I went to college to learn what I didn’t want to do. I studied Creative Advertising ((Different from Business Advertising which was all numbers and planning. It was as close to a graphic artist education I could receive without suffering through a year of trying to learn how to draw.)) I left school without a job or even the slightest idea of how to get a job in Advertising. So I went into tech support.

misterpoppet added an excellent point:

In some case, very much so. High schools in Northeast Indiana tend to funnel the student body to local factory jobs.

Having to choose a career path upon high school graduation was a terrifying prospect. What is I chose wrong? What if I went to school and didn’t learn enough to get a job? What if I didn’t go at all?

For most of my classmates, college wasn’t a realistic option for them. They were lucky to have graduated high school. The moment they did, they were back on the farm with their parents. Their life was that of a farmer. They weren’t going to college because they had no need for it, at least in their parent’s eyes. Their parents didn’t need a college degree to plant crops and tend to livestock, why do they?

I look back at where I’ve worked and what I’ve done. And I think about my time in high school. None of what I do now was even on my radar then. What jobs will be commonplace in the next decade? What jobs will continue to disappear until they’ve nearly extinct?

Did your job exist 10 years ago?

When I was in high school, approaching graduation, there were only a few careers put before me. I had to choose what to study in college. I had to find something that would prepare me for the real world. And pay my bills.

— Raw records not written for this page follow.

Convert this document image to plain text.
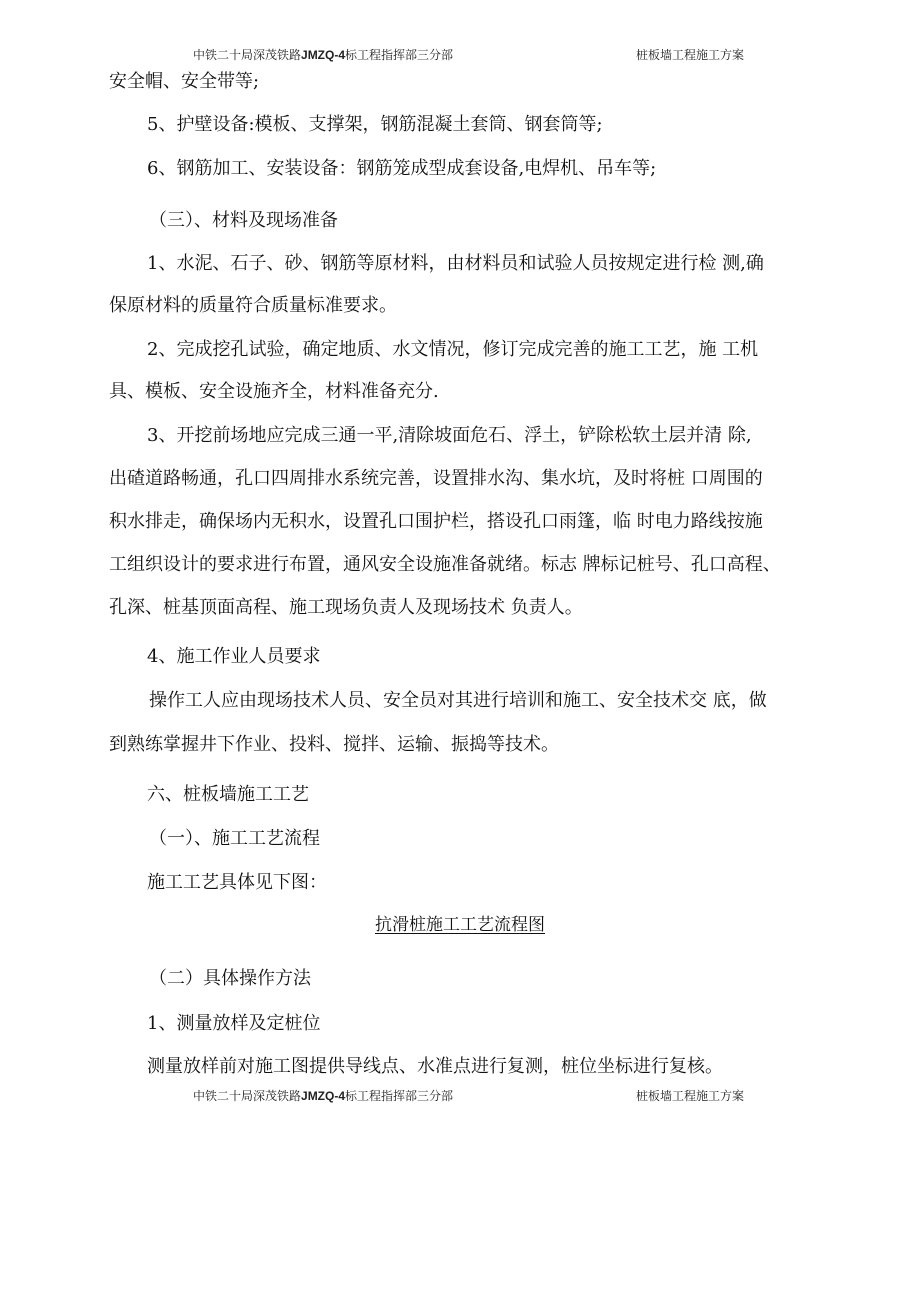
中铁二十局深茂铁路JMZQ-4标工程指挥部三分部	桩板墙工程施工方案
安全帽、安全带等;
5、护壁设备:模板、支撑架，钢筋混凝土套筒、钢套筒等;
6、钢筋加工、安装设备：钢筋笼成型成套设备,电焊机、吊车等;
（三）、材料及现场准备
1、水泥、石子、砂、钢筋等原材料，由材料员和试验人员按规定进行检 测,确
保原材料的质量符合质量标准要求。
2、完成挖孔试验，确定地质、水文情况，修订完成完善的施工工艺，施 工机
具、模板、安全设施齐全，材料准备充分.
3、开挖前场地应完成三通一平,清除坡面危石、浮土，铲除松软土层并清 除,
出碴道路畅通，孔口四周排水系统完善，设置排水沟、集水坑，及时将桩 口周围的
积水排走，确保场内无积水，设置孔口围护栏，搭设孔口雨篷，临 时电力路线按施
工组织设计的要求进行布置，通风安全设施准备就绪。标志 牌标记桩号、孔口高程、
孔深、桩基顶面高程、施工现场负责人及现场技术 负责人。
4、施工作业人员要求
操作工人应由现场技术人员、安全员对其进行培训和施工、安全技术交 底，做
到熟练掌握井下作业、投料、搅拌、运输、振捣等技术。
六、桩板墙施工工艺
（一）、施工工艺流程
施工工艺具体见下图：
抗滑桩施工工艺流程图
（二）具体操作方法
1、测量放样及定桩位
测量放样前对施工图提供导线点、水准点进行复测，桩位坐标进行复核。
中铁二十局深茂铁路JMZQ-4标工程指挥部三分部	桩板墙工程施工方案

I wanted to be a zookeeper when I was young. I loved the outdoors and animals. Then that morphed into working for National Geographic when my interests collided with my budding geekiness. I wanted to travel the world and document what I saw from the lens of a camera.

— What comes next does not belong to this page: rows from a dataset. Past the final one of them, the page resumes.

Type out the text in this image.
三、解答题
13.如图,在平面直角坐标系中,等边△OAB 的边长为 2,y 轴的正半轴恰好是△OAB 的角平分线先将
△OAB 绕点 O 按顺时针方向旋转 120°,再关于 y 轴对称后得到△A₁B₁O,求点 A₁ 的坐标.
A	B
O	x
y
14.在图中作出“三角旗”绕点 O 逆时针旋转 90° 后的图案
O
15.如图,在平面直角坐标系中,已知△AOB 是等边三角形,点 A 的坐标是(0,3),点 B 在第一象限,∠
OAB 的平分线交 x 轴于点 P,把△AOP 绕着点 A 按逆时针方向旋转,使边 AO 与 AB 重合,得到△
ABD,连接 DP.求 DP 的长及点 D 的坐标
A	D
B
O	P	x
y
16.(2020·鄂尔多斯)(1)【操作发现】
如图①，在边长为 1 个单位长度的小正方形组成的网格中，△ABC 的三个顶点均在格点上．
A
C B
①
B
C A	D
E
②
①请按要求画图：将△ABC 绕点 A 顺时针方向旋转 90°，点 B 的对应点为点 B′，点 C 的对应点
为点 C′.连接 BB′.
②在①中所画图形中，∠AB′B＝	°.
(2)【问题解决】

When I was in high school the Internet was going through a bubble and a bust. But even then, the jobs I knew existed were the age-old professions like doctor, lawyer, fireman, police officer, or military service. I had no idea what I wanted to do. Nor did I have any idea the world would change so much between then and when I entered the job market four years later.

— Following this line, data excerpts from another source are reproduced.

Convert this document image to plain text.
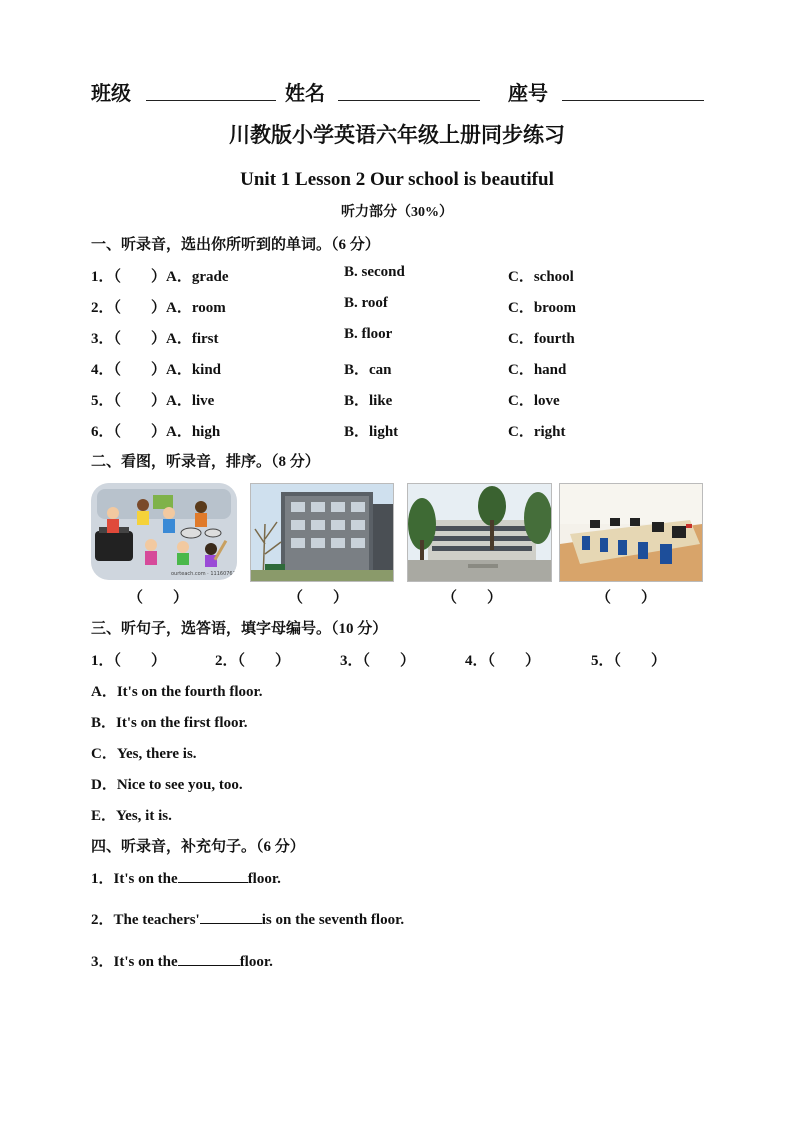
班级	姓名	座号
川教版小学英语六年级上册同步练习
Unit 1 Lesson 2 Our school is beautiful
听力部分（30%）
一、听录音，选出你所听到的单词。（6 分）
1．（　　）A．grade	B. second	C．school
2．（　　）A．room	B. roof	C．broom
3．（　　）A．first	B. floor	C．fourth
4．（　　）A．kind	B．can	C．hand
5．（　　）A．live	B．like	C．love
6．（　　）A．high	B．light	C．right
二、看图，听录音，排序。（8 分）
ourteach.com · 11160761
（　　）	（　　）	（　　）	（　　）
三、听句子，选答语，填字母编号。（10 分）
1．（　　）	2．（　　）	3．（　　）	4．（　　）	5．（　　）
A．It's on the fourth floor.
B．It's on the first floor.
C．Yes, there is.
D．Nice to see you, too.
E．Yes, it is.
四、听录音，补充句子。（6 分）
1．It's on the	floor.
2．The teachers'	is on the seventh floor.
3．It's on the	floor.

But now, there are jobs that simply weren’t around a decade ago. There were no software developers or graphic designers. No mobile developers or systems administrators. Computers filled rooms or tables. They didn’t fit into your pocket. People who understood these systems were only found in labs or universities. They weren’t inside every company and government agency.

There are thousands of jobs today my guidance counselor wouldn’t have even dreamed about in the year 2000. I graduated high school and entered the college world 13 years ago. ((I feel old.)) I went to college for four years to learn that I didn’t want to work in Advertising. I hold a B.S. In Mass Communications. But after four years I didn’t know what to do with that. I had no real world skills. I couldn’t get a job with it.

So as I was floundering and desperately hunting for something to pay the bills that wasn’t McDonalds when I graduated, I stumbled across a want ad for people to set up new computers. This was a job I could do. I called the number on the page and spoke to the woman on the line. She gave me an office number and a time to be there. And I was.

I don’t remember if there was much of an interview process. I think it was, “Hey, you’re got two strong arms and can read English. You’re hired!” Maybe there was more to it. But I got that job. And that led me down a completely different career path than I thought I was preparing myself for.

Since then I’ve worked in technical support and taught myself what I needed to know. I’ve learned enough to fix problems and have fun doing it.

My college degree hasn’t ever opened doors for me. But it made sure those doors were not closed prematurely. And being in the right place at the right time launched my current career path. And that’s something I never could have predicted.